V. Why Did Figma Choose Crypto?
While Figma is not a cryptocurrency company, its Bitcoin holdings could set a trend for other Silicon Valley companies.
In 2021, Field sold a blue-chip NFT, CryptoPunks—a blue-green alien head with a pipe, hat, and sunglasses—for $7.5 million in ETH. The sale set a record for CryptoPunks.
Field has previously been interested in cryptocurrencies, particularly Ethereum. He is a keen supporter of Ethereum activity, particularly digital artists exploring the blockchain. At the time, Field also addressed the issue of energy consumption in mining: "I believe it's critical that cryptocurrency mining creates a return on higher-quality, more efficient energy." Perhaps Field's previous fascination with NFTs ultimately led Figma to cryptocurrency. Instead of purchasing physical Bitcoin, Figma chose to invest in a Bitcoin ETF (an exchange-traded fund that tracks the price of BTC).
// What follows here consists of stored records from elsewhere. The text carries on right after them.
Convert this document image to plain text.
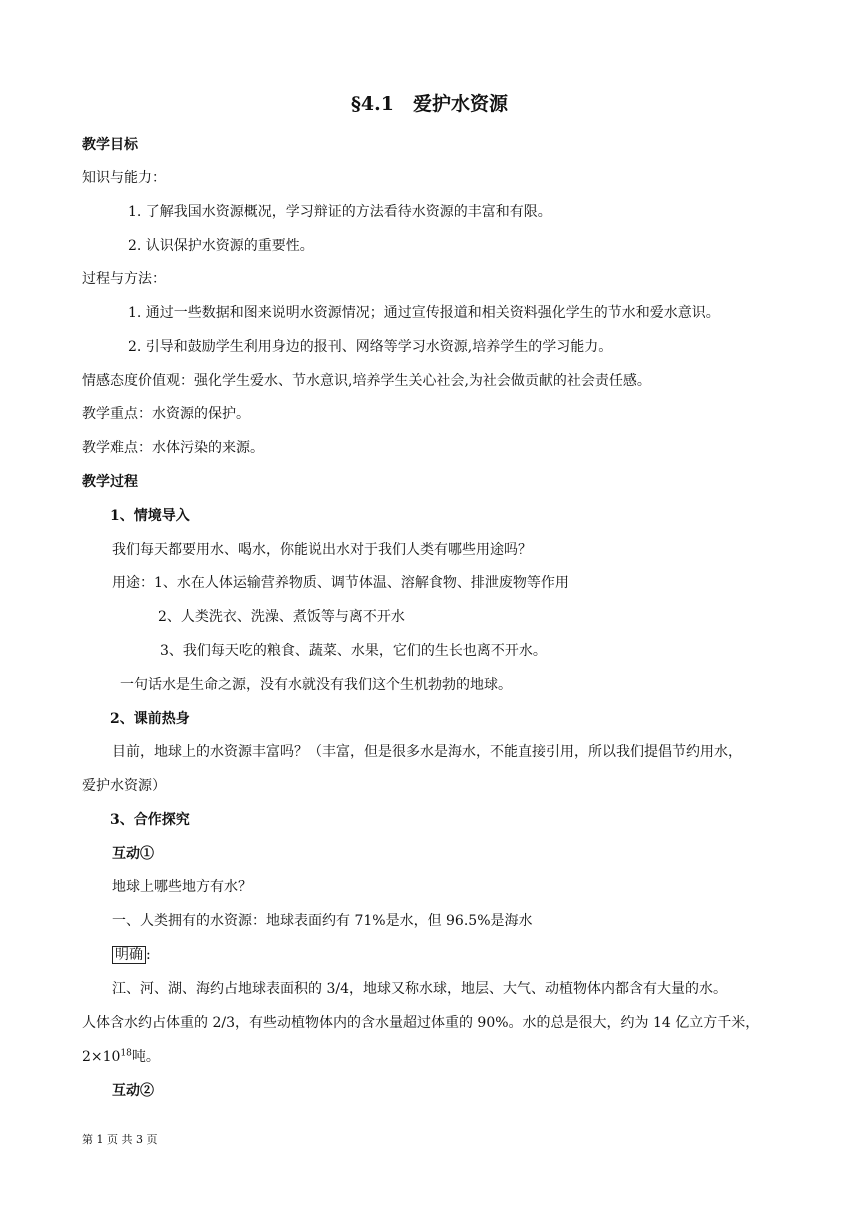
§4.1　爱护水资源
教学目标
知识与能力：
1. 了解我国水资源概况，学习辩证的方法看待水资源的丰富和有限。
2. 认识保护水资源的重要性。
过程与方法：
1. 通过一些数据和图来说明水资源情况；通过宣传报道和相关资料强化学生的节水和爱水意识。
2. 引导和鼓励学生利用身边的报刊、网络等学习水资源,培养学生的学习能力。
情感态度价值观：强化学生爱水、节水意识,培养学生关心社会,为社会做贡献的社会责任感。
教学重点：水资源的保护。
教学难点：水体污染的来源。
教学过程
1、情境导入
我们每天都要用水、喝水，你能说出水对于我们人类有哪些用途吗？
用途：1、水在人体运输营养物质、调节体温、溶解食物、排泄废物等作用
2、人类洗衣、洗澡、煮饭等与离不开水
3、我们每天吃的粮食、蔬菜、水果，它们的生长也离不开水。
一句话水是生命之源，没有水就没有我们这个生机勃勃的地球。
2、课前热身
目前，地球上的水资源丰富吗？（丰富，但是很多水是海水，不能直接引用，所以我们提倡节约用水，
爱护水资源）
3、合作探究
互动①
地球上哪些地方有水？
一、人类拥有的水资源：地球表面约有 71%是水，但 96.5%是海水
明确 :
江、河、湖、海约占地球表面积的 3/4，地球又称水球，地层、大气、动植物体内都含有大量的水。
人体含水约占体重的 2/3，有些动植物体内的含水量超过体重的 90%。水的总是很大，约为 14 亿立方千米，
$2\times 10^{18}$吨。
互动②
第 1 页 共 3 页
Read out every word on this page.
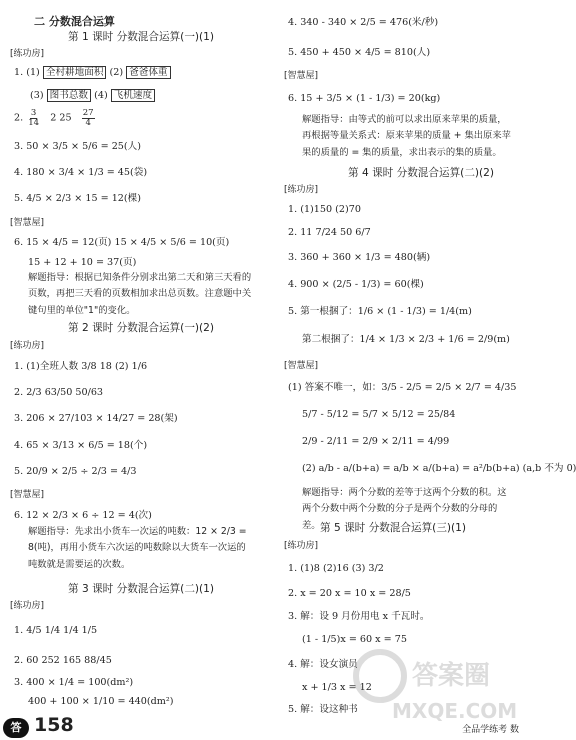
二 分数混合运算
第 1 课时 分数混合运算(一)(1)
[练功房]
1. (1) 全村耕地面积 (2) 爸爸体重
(3) 图书总数 (4) 飞机速度
2. $\frac{3}{14} 2$ $25 \frac{27}{4}$
3. 50 × 3/5 × 5/6 = 25(人)
4. 180 × 3/4 × 1/3 = 45(袋)
5. 4/5 × 2/3 × 15 = 12(棵)
[智慧屋]
6. 15 × 4/5 = 12(页) 15 × 4/5 × 5/6 = 10(页)
15 + 12 + 10 = 37(页)
解题指导：根据已知条件分别求出第二天和第三天看的页数，再把三天看的页数相加求出总页数。注意题中关键句里的单位"1"的变化。
第 2 课时 分数混合运算(一)(2)
[练功房]
1. (1)全班人数 3/8 18 (2) 1/6
2. 2/3 63/50 50/63
3. 206 × 27/103 × 14/27 = 28(架)
4. 65 × 3/13 × 6/5 = 18(个)
5. 20/9 × 2/5 ÷ 2/3 = 4/3
[智慧屋]
6. 12 × 2/3 × 6 ÷ 12 = 4(次)
解题指导：先求出小货车一次运的吨数：12 × 2/3 = 8(吨)，再用小货车六次运的吨数除以大货车一次运的吨数就是需要运的次数。
第 3 课时 分数混合运算(二)(1)
[练功房]
1. 4/5 1/4 1/4 1/5
2. 60 252 165 88/45
3. 400 × 1/4 = 100(dm²)
400 + 100 × 1/10 = 440(dm²)
4. 340 - 340 × 2/5 = 476(米/秒)
5. 450 + 450 × 4/5 = 810(人)
[智慧屋]
6. 15 + 3/5 × (1 - 1/3) = 20(kg)
解题指导：由等式的前可以求出原来苹果的质量，再根据等量关系式：原来苹果的质量 + 集出原来苹果的质量的 = 集的质量，求出表示的集的质量。
第 4 课时 分数混合运算(二)(2)
[练功房]
1. (1)150 (2)70
2. 11 7/24 50 6/7
3. 360 + 360 × 1/3 = 480(辆)
4. 900 × (2/5 - 1/3) = 60(棵)
5. 第一根捆了：1/6 × (1 - 1/3) = 1/4(m)
第二根捆了：1/4 × 1/3 × 2/3 + 1/6 = 2/9(m)
[智慧屋]
(1) 答案不唯一，如：3/5 - 2/5 = 2/5 × 2/7 = 4/35
5/7 - 5/12 = 5/7 × 5/12 = 25/84
2/9 - 2/11 = 2/9 × 2/11 = 4/99
(2) a/b - a/(b+a) = a/b × a/(b+a) = a²/b(b+a) (a,b 不为 0)
解题指导：两个分数的差等于这两个分数的积。这两个分数中两个分数的分子是两个分数的分母的差。 第 5 课时 分数混合运算(三)(1)
[练功房]
1. (1)8 (2)16 (3) 3/2
2. x = 20 x = 10 x = 28/5
3. 解：设 9 月份用电 x 千瓦时。
(1 - 1/5)x = 60 x = 75
4. 解：设女演员
x + 1/3 x = 12
5. 解：设这种书
答案圈
MXQE.COM
答 158	全品学练考 数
This is a more cautious strategy designed to comply with regulations while still capturing the upside of the cryptocurrency. According to documents filed by Figma with the US Securities and Exchange Commission, the company holds approximately $70 million worth of Bitcoin ETFs and plans to increase its allocation.

In addition, the board approved an additional $30 million to be converted into Bitcoin at a later date, currently held in USDC.
At the time of disclosure, this made Figma one of the first major tech companies to publicly include Bitcoin exposure before its IPO.
This demonstrates that Figma is implementing a compliance-first, investor-friendly approach. This gives them access to Bitcoin without alerting regulators or alienating IPO investors who may be wary of volatility.
Figma’s move opens the door to possible future developments: tokenized equity, programmable shares, and even DAO-like governance structures.